Jorgen Cederlof wrote:
On Wed, Mar 02, 2005 at 23:41:51 -0500, Dave Brondsema wrote:
I'm working on an application which runs wotsap a lot. Currently I am only using the functionality provided by Wot.creategraph. I think it would perform better if I had a python "server" that held an instance of Wot in memory so it wouldn't have to bunzip2, load, and parse the .wot file each time. The server would probably just listen on a socket for query requests, and the loadfile method would be called each night.
Yes, that would be nice. It shouldn't be too hard to implement, depending on what you want to do. Webware-Main.py, which handles requests from http://www.lysator.liu.se/~jc/wotsap/search.html , does something similar. It checks if the .wot file in the file system has been updated and reloads it when needed. You might want to start from there and edit it to suit your needs. But most of the server functionality is handled by Webware so you'll have to write that anyway.
If you make something pretty and general and send it to me I will of course include it. It would be nice to just start a server with "wotsap --server" and then be able to run wotsap as usual, with the only difference that it is faster. It will need to be secure, but using a unix domain socket with good permissions should be pretty safe.
On the other hand, if you just need some quick hack for a specific task, just create a server listening to a Unix domain socket for questions in a simple protocol. cPickle might be useful if the questions are a little bit complicated and you have Python programs at both ends.
Thanks for the tips; I'll work on that.
It would also be very nice to have this server's data be updated in realtime from a keyserver instead of loading a new .wot file each night. I have no idea how to do this though.
Yeah, it would be nice, but it would require quite some work. Right now, creation of a .wot file takes a couple of hours when running directly on a key server. If we could update in realtime we would also be able to create a .wot in realtime. That would require lots of optimizations and probably hacking the key server software to notify about interesting changes, but it should not be impossible.

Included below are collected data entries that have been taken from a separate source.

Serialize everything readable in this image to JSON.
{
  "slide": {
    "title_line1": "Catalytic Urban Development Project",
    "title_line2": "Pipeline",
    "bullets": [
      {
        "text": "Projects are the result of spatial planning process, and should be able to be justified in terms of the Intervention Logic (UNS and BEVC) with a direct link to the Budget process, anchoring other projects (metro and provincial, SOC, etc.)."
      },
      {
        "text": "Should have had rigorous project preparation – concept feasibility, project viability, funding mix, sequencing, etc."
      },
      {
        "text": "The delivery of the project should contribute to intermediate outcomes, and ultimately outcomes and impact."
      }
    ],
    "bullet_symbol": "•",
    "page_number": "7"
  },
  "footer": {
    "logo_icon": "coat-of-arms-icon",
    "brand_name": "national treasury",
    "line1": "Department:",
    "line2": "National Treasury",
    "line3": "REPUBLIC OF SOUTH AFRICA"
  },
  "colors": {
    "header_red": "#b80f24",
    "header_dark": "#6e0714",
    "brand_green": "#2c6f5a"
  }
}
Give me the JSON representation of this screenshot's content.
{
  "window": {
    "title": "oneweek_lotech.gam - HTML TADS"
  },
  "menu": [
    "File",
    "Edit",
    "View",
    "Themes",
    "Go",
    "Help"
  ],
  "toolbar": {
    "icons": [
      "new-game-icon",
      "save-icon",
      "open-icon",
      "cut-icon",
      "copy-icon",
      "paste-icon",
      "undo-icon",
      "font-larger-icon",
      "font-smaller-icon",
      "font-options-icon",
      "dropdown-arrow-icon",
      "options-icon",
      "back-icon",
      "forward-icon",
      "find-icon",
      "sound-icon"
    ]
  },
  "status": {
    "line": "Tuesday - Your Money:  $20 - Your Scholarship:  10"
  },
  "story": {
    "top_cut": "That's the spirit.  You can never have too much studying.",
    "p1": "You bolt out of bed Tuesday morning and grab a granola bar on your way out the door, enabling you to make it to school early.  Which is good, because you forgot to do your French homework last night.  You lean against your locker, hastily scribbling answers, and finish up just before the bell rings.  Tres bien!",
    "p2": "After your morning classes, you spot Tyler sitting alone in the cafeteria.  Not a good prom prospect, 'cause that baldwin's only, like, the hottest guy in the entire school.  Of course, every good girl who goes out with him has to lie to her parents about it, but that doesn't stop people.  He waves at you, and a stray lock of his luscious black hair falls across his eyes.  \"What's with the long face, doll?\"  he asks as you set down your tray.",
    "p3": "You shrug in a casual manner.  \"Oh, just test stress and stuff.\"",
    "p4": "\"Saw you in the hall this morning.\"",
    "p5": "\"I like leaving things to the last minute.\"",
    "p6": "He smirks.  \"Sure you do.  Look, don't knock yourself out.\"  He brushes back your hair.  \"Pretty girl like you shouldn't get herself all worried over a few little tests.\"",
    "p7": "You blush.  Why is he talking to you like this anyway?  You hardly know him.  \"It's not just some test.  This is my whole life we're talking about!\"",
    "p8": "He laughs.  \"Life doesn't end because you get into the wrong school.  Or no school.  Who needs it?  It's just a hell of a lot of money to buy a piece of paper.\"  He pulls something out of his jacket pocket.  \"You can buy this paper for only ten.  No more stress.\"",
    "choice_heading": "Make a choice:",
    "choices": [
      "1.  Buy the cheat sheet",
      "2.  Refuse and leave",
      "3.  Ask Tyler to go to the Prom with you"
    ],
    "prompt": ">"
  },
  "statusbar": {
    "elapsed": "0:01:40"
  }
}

Hooking into the key server for notifications sounds like the best way to do it, but like you said probably quite a bit of work. At this point I think I'll just do the above option. Perhaps we'll reconsider this one in the future.
Thanks, wotsap is working great for us already.
Good to hear. May I ask what you are using it for?
We're working on a college senior project; it involves specifying topical trust values between individuals and we are using PGP keys to verify identity before we can compute a trust value along a path. We'll let you know when we have something presentable.